In the present days we like to brag that Freemasonry is universal, that our candidates can be of any religion or faith, as long as they believe in the existence of a (the?) Supreme Being. He can worship that Being calling Him/Her (since no gender is mentioned!) in any way and manner prescribed by his religion… because we are not into replacing it with another, “Masonic” faith.

Wait a minute, did you say theology? Aren’t we always assuring everybody that we are not a religion? Then we should not have a theology – which is the “knowledge of god”, in other words, the system of divine science, which, let’s not forget, was the only ‘science’ taught in the medieval European universities. Those institutions were more like the religious seminaries of today. Even philosophy, the noble art of thinking about the world and ourselves, was a mere servant of that theology (ancilla theologiae – as they called it in Latin, which was the language of knowledge in Western Europe).

Everything else, related to the mundane and ephemeral phenomena of the surroundings, was of no interest. Some highly educated monks, which were blessed – or cursed – with exceptional intellect, tried to figure out the eternal laws of Nature, in order to better understand our place in it. For most of them, it didn’t end well: some got burned on the stake, and all were persecuted, sentenced, and excommunicated by the Church… but this topic should be for another presentation about the development of the natural sciences.

There are mainly two issues that are worth to be examined with the open mind, to get a better understanding of the theological aspects hidden in our Masonic texts. One is the historical aspect of the circumstances when the texts were written; the other concerns the implicit theological assumptions embedded in the texts.

Let me begin with this latter one, the theological assumptions – it will help when we are going to discuss the historical part. We all agree on that Basic Principle which requires belief in a Supreme Being (remember: also the first question asked from a candidate). We do quote it often as a proof of our well-thought and inclusive approach, and rightly so. Having the phrase “Supreme Being” instead of a ‘named’ deity creates the freedom for every Mason to have faith in and to worship the central divine entity of their own religion. But then we have some more specific questions (at least in the Canadian version of the Work used in Ontario), which – unfortunately – narrow that inclusiveness mentioned above. We should be aware that most masons who write this kind of texts are not (and were not) theologians, so they mess it up quite often. It is unfortunate because many church-based attacks, actually, take our own phrases and definitions to “prove” this or that accusation they come up with. There is that question we are instructed to ask the candidate: that the Supreme Being revealed himself. This one already implies a certain theological assumption, namely that only adherents of religions based on revelation can honestly answer “yes”. While all religions recognize some kind of “supreme” entity that created our world and governs our world, (otherwise it wouldn’t be a religion), not all religions have some kind of holy text (book) where the deity revealed himself and his will to men in general…
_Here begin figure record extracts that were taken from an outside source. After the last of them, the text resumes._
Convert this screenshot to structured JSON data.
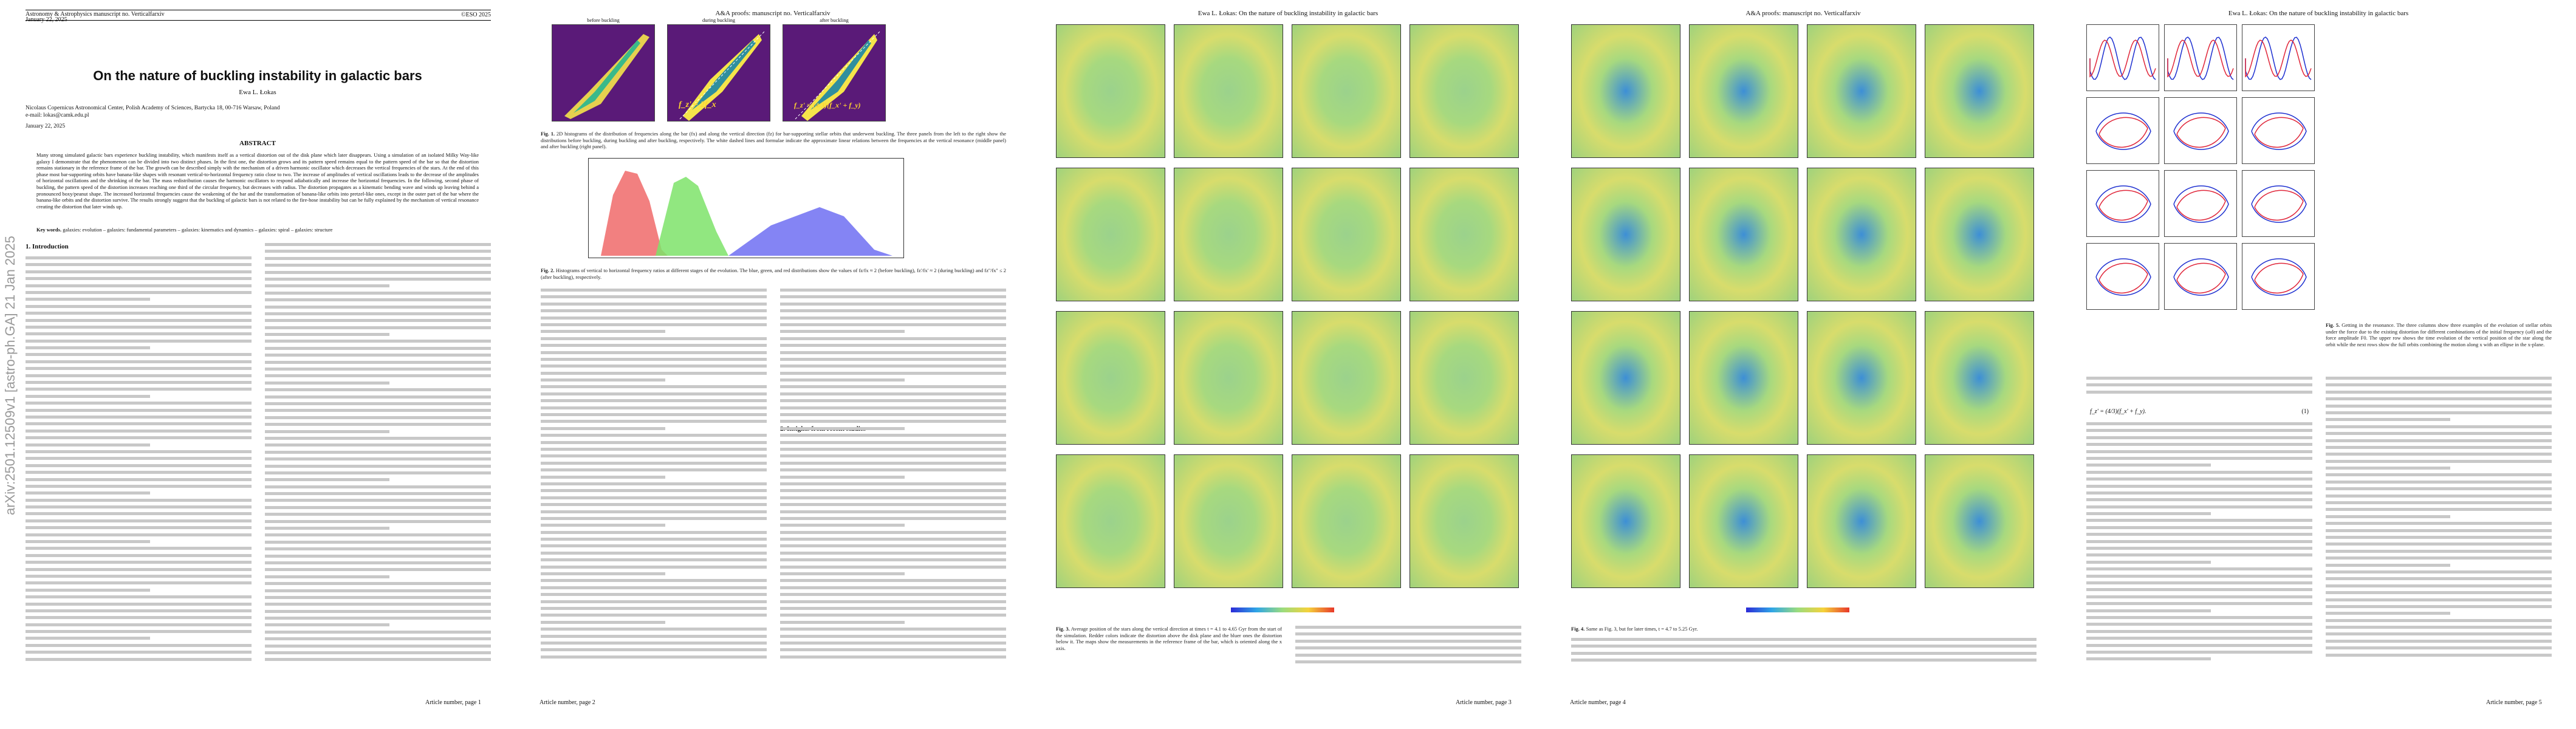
{
  "page1": {
    "journal": "Astronomy & Astrophysics manuscript no. Verticalfarxiv",
    "date_top": "January 22, 2025",
    "copyright": "©ESO 2025",
    "title": "On the nature of buckling instability in galactic bars",
    "author": "Ewa L. Łokas",
    "affiliation_1": "Nicolaus Copernicus Astronomical Center, Polish Academy of Sciences, Bartycka 18, 00-716 Warsaw, Poland",
    "affiliation_2": "e-mail: lokas@camk.edu.pl",
    "received": "January 22, 2025",
    "abstract_title": "ABSTRACT",
    "abstract": "Many strong simulated galactic bars experience buckling instability, which manifests itself as a vertical distortion out of the disk plane which later disappears. Using a simulation of an isolated Milky Way-like galaxy I demonstrate that the phenomenon can be divided into two distinct phases. In the first one, the distortion grows and its pattern speed remains equal to the pattern speed of the bar so that the distortion remains stationary in the reference frame of the bar. The growth can be described simply with the mechanism of a driven harmonic oscillator which decreases the vertical frequencies of the stars. At the end of this phase most bar-supporting orbits have banana-like shapes with resonant vertical-to-horizontal frequency ratio close to two. The increase of amplitudes of vertical oscillations leads to the decrease of the amplitudes of horizontal oscillations and the shrinking of the bar. The mass redistribution causes the harmonic oscillators to respond adiabatically and increase the horizontal frequencies. In the following, second phase of buckling, the pattern speed of the distortion increases reaching one third of the circular frequency, but decreases with radius. The distortion propagates as a kinematic bending wave and winds up leaving behind a pronounced boxy/peanut shape. The increased horizontal frequencies cause the weakening of the bar and the transformation of banana-like orbits into pretzel-like ones, except in the outer part of the bar where the banana-like orbits and the distortion survive. The results strongly suggest that the buckling of galactic bars is not related to the fire-hose instability but can be fully explained by the mechanism of vertical resonance creating the distortion that later winds up.",
    "keywords_label": "Key words.",
    "keywords": "galaxies: evolution – galaxies: fundamental parameters – galaxies: kinematics and dynamics – galaxies: spiral – galaxies: structure",
    "arxiv_stamp": "arXiv:2501.12509v1  [astro-ph.GA]  21 Jan 2025",
    "section1": "1. Introduction",
    "footer": "Article number, page 1"
  },
  "page2": {
    "running_head": "A&A proofs: manuscript no. Verticalfarxiv",
    "panels": [
      {
        "title": "before buckling",
        "eq": ""
      },
      {
        "title": "during buckling",
        "eq": "f_z' = 2f_x"
      },
      {
        "title": "after buckling",
        "eq": "f_z' = (4/3)(f_x' + f_y)"
      }
    ],
    "fig1_caption_label": "Fig. 1.",
    "fig1_caption": "2D histograms of the distribution of frequencies along the bar (fx) and along the vertical direction (fz) for bar-supporting stellar orbits that underwent buckling. The three panels from the left to the right show the distributions before buckling, during buckling and after buckling, respectively. The white dashed lines and formulae indicate the approximate linear relations between the frequencies at the vertical resonance (middle panel) and after buckling (right panel).",
    "fig2_caption_label": "Fig. 2.",
    "fig2_caption": "Histograms of vertical to horizontal frequency ratios at different stages of the evolution. The blue, green, and red distributions show the values of fz/fx ≈ 2 (before buckling), fz'/fx' ≈ 2 (during buckling) and fz''/fx'' ≤ 2 (after buckling), respectively.",
    "footer": "Article number, page 2",
    "section2": "2. Insights from recent studies"
  },
  "page3": {
    "running_head": "Ewa L. Łokas: On the nature of buckling instability in galactic bars",
    "fig3_caption_label": "Fig. 3.",
    "fig3_caption": "Average position of the stars along the vertical direction at times t = 4.1 to 4.65 Gyr from the start of the simulation. Redder colors indicate the distortion above the disk plane and the bluer ones the distortion below it. The maps show the measurements in the reference frame of the bar, which is oriented along the x axis.",
    "footer": "Article number, page 3"
  },
  "page4": {
    "running_head": "A&A proofs: manuscript no. Verticalfarxiv",
    "fig4_caption_label": "Fig. 4.",
    "fig4_caption": "Same as Fig. 3, but for later times, t = 4.7 to 5.25 Gyr.",
    "footer": "Article number, page 4"
  },
  "page5": {
    "running_head": "Ewa L. Łokas: On the nature of buckling instability in galactic bars",
    "fig5_caption_label": "Fig. 5.",
    "fig5_caption": "Getting in the resonance. The three columns show three examples of the evolution of stellar orbits under the force due to the existing distortion for different combinations of the initial frequency (ω0) and the force amplitude F0. The upper row shows the time evolution of the vertical position of the star along the orbit while the next rows show the full orbits combining the motion along x with an ellipse in the x-plane.",
    "equation": "f_z' = (4/3)(f_x' + f_y).",
    "eq_number": "(1)",
    "footer": "Article number, page 5"
  }
}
Traditionally, to borrow from the Islam’s terminology, only people of the book are considered having a text-based revelation for their guidance, which in their view are: the Torah of the Jews, the Judaic religion; the Bible of the Christians (the Torah + the New Testament) for all Christian denominations and the Qua-ran of the Muslims for all branches of the Islam. They are also called “Abrahamic” religions since they all revere the same ancestor Ibrahim/Abraham.

If you think I made up this issue about the mandatory revelation, you are wrong. Already in 1915, more than a hundred years ago a special committee has been formed to advise on Buddhists being made Masons – since they don’t have such a “Holy Book” as the aforementioned Abrahamic religions have. I am not going to reveal (pun intended) the conclusion of that Committee reporting to the Grand Lodge of Massachusetts. Instead, I invite you for a quiet introspective search. I mean an internal search of our own soul. Are we ready to really accept a follower of any kind of religion or do we require a more strict interpretation of that “liberty” of having a GTAOU of our own persuasion? How would we deal with a good man, who is religious and spiritual, having all the attributes that would make him a good brother… except that his religion doesn’t have a text considered by all the ultimate revelation of the deity he reveres as the Supreme Being of his faith? Or maybe not having a monotheistic religion?

Forget for a moment how you, personally, interpret for yourself the phrase “Supreme Being”. My intention is not to argue or to question the validity of that personal belief. However, it is my intention to ask you to be honest with yourself: how far are you able and willing to push the limits of accepting a different interpretation of the deity behind the name? Exactly at the point where you stop, is the limit of your own tolerance. Or mine… since we are together in this.

P.S. I am aware there are a few Scandinavian Grand Lodges as well as several USA Grand Lodges that expressly require adherence to the trinitarian Christian faith, as a condition to be admitted to their lodges. This article is not about such practices, on the contrary; it tries to clarify the inherent traps in formulating faith-related requirements in our guiding documents.

P.P.S. UGLE published formally their Basic Principles for Grand Lodge recognition in 1929. In that text, under #2 & #3 the words “revealed” (belief in the G.A.O.T.U. and His revealed will) and “revelation” (Volume of the Sacred Law, by which is meant the revelation from above) is explicitly mentioned. In the later, 1989 version those words are not present anymore!